Obama, Netanyahu got what they hoped for at UN meeting
Obama and Netanyahu did not meet with each other at the United Nations, where leaders and foreign ministers from the world body’s 193 member states have gathered since last week to give speeches and hold private talks to resolve conflicts and boost trade.
But the two men left the UN meeting with more than they arrived with: Obama with an assurance that Israel would not attack Iran’s nuclear sites before the Nov. 6 US presidential election, and Netanyahu with a commitment from Obama to do whatever it takes to prevent Iran from producing an atomic bomb.
The General Assembly, concluded yesterday, was notable for what was not accomplished. World powers failed to break deadlocks over Iran’s nuclear program, the conflicts in Syria, Mali and Congo, and the stalled Israel-Palestinian peace talks.
The lack of substantive progress on the world’s protracted conflicts led diplomats and analysts to question the relevance of the United Nations, saying it was incapable of moving decisively as it did last year on Libya.
“The diplomatic situation at the UN may have to get worse before it gets better,” said Richard Gowan of New York University. “Perhaps we need a diplomatic debacle on the scale of Iraq — or a peacekeeping failure like Srebrenica (Bosnia) — before big states wake up and ask why the UN is stagnating.” In July 1995, UN peacekeepers in Bosnia failed to prevent the massacre of some 8,000 Muslim men and boys in Srebrenica.
Analysts and diplomats argue that the lack of UN backing for the US-led invasion of Iraq in 2003 highlighted the need for a UN seal of approval for military interventions. Widely seen as “illegal,” as former UN chief Kofi Annan described it, Western powers made certain that the NATO intervention in Libya last year had the backing of the UN Security Council unlike the Iraq war.
While the United States and Israel have long refused to rule out the use of military force to prevent Iran from acquiring nuclear weapons, Netanyahu has criticized Obama for failing to make clear to Tehran under what circumstances Western powers would be prepared to attack Iranian nuclear facilities.
Suggestions from Israel that he was letting down the Jewish state were an irritant Obama did not want to put up with in the final weeks before an election, especially given the way the issue has been leveraged by Republican challenger Mitt Romney.
Meanwhile, Western officials say, Netanyahu may want to avoid antagonizing Israel’s main ally and poisoning ties with the man who could occupy the White House for another four years.
In his speech to the General Assembly on Thursday, Netanyahu held up a cartoonish diagram of a bomb with a fuse to illustrate the threat of Iran’s nuclear program.

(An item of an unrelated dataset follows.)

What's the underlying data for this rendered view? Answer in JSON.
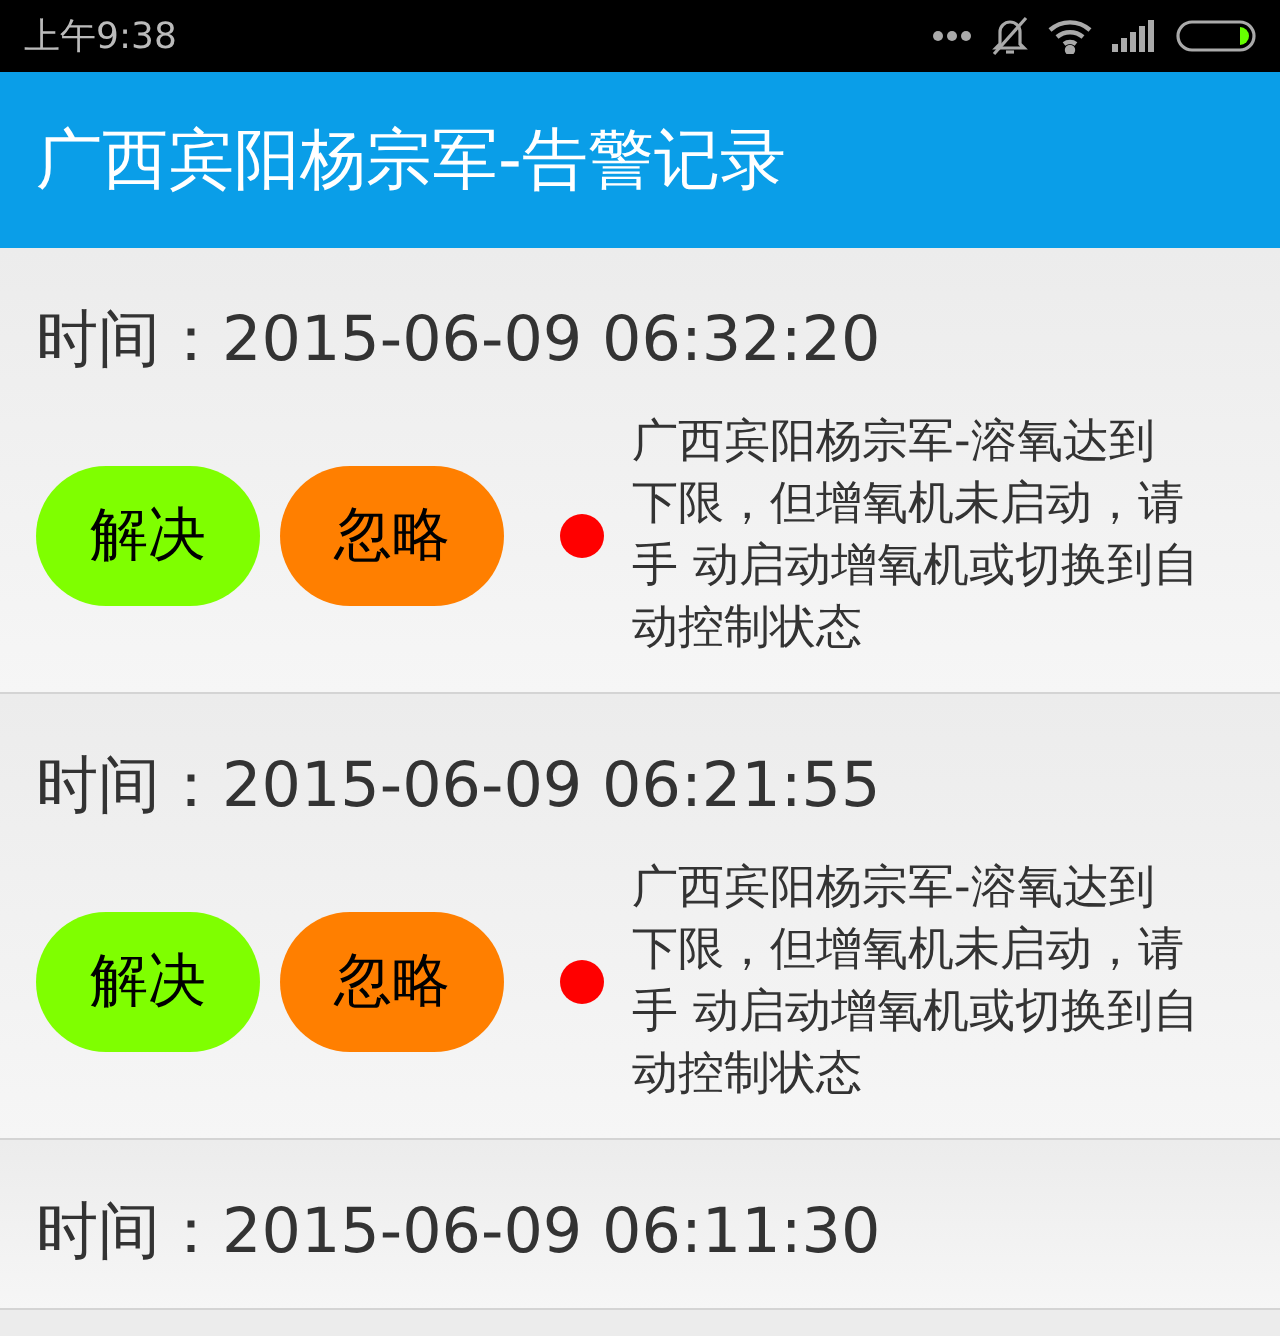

He used a red marker to draw a line at the point where Iran would be close to producing an atomic bomb.
Images of “Bibi’s bomb” — referring to Netanyahu’s nickname — with its graphic “red line” representing the moment Iran can no longer be stopped from getting a nuclear weapon will likely be the defining image of this year’s assembly.
It may also join other memorable moments when visual aids were used in UN speeches. These include: US Ambassador Adlai Stevenson’s unveiling of U-2 spy plane photos of Cuba during the 1962 Cuban Missile Crisis, and US Secretary of State Colin Powell’s flawed intelligence briefing seeking to make the case for war with Iraq before the March 2003 US-led invasion.
Netanyahu praised Obama for telling the General Assembly that the United States will “do what we must” to prevent Iran from acquiring nuclear weapons and acknowledged that there was still room for diplomacy. Harsh sanctions, Netanyahu said, could probably persuade Tehran not to build a nuclear weapon.
But the Israeli leader also hinted at war. He said Iran’s enrichment plants were visible and vulnerable to attack and suggested that a decision on force could come by next spring. Tehran’s UN mission responded by saying Iran has the means and right to retaliate with full force against any attack.
Israel, presumed to be the region’s only nuclear power, has twice destroyed sites it feared could be used to develop atomic weapons — in 1981 in Iraq and in 2007 in Syria.